500 Квирк Мэтью
— Вот так, Майк, — улыбнулся Генри.
Из бачка справа я вытянул толстый пластиковый мусорный пакет. Озадаченно взглянув на него, Дэвис пошел на новую уловку:
— Ты не можешь меня так хладнокровно убить, Майк. Ведь ты тогда станешь не лучше меня. Таким же безнравственным. И таким же убийцей. В итоге все равно вольешься в мою команду. Ты не можешь победить. Лучше помоги-ка мне подняться, и мы вместе будем править Вашингтоном.

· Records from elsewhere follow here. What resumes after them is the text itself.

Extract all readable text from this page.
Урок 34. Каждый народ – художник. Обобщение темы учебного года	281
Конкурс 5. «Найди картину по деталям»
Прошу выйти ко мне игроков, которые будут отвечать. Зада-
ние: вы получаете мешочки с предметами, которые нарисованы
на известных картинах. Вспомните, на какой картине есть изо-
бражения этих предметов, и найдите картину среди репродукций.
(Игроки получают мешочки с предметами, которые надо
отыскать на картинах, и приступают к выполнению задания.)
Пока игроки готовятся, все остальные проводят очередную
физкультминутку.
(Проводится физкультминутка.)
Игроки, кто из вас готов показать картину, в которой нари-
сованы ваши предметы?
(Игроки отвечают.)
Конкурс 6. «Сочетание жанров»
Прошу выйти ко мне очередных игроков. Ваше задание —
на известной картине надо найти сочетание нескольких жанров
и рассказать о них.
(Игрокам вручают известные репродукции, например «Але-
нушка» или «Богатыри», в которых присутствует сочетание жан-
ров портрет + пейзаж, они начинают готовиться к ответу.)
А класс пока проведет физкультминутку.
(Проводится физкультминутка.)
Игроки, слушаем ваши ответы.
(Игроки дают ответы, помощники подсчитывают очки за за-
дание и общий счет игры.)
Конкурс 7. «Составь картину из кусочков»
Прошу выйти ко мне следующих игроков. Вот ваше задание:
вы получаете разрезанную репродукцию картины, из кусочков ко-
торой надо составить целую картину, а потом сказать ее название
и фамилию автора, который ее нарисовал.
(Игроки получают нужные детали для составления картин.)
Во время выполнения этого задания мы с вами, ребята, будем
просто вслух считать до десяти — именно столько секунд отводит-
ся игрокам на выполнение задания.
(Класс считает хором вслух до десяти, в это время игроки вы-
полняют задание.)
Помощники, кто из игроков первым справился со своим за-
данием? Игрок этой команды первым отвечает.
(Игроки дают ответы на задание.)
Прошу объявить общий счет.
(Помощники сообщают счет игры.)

Генри был, по сути, прав. Я припомнил тот захлестнувший меня поток ярости, когда я стукнул каблуком полицейского, когда мне впервые пришла мысль, что Энни меня предала, или когда я наблюдал, как кровь Лэнгфорда циркулирует по аппарату диализа. Я и теперь хотел поддаться чувству, позволить своей ненависти хлынуть неконтролирумой волной, разрушая все на своем пути. И, господи, как же мне было бы тогда хорошо!
Но теперь я точно знал, что отец говорил правду: он не был убийцей. Никакого насилия. Может, мы и воры — но точно не убийцы.
Генри заметил мои колебания, и в его глазах мелькнуло облегчение.
Я накинул ему на голову мусорный пакет, ударил кулаком в живот, усадив тем самым на пол, оседлал Дэвиса и здоровой рукой затянул пакет покрепче. Пока Генри жив и может дергать чьи-то струны, этот порочный мир предательства и коррупции будет существовать и я никогда от него не освобожусь.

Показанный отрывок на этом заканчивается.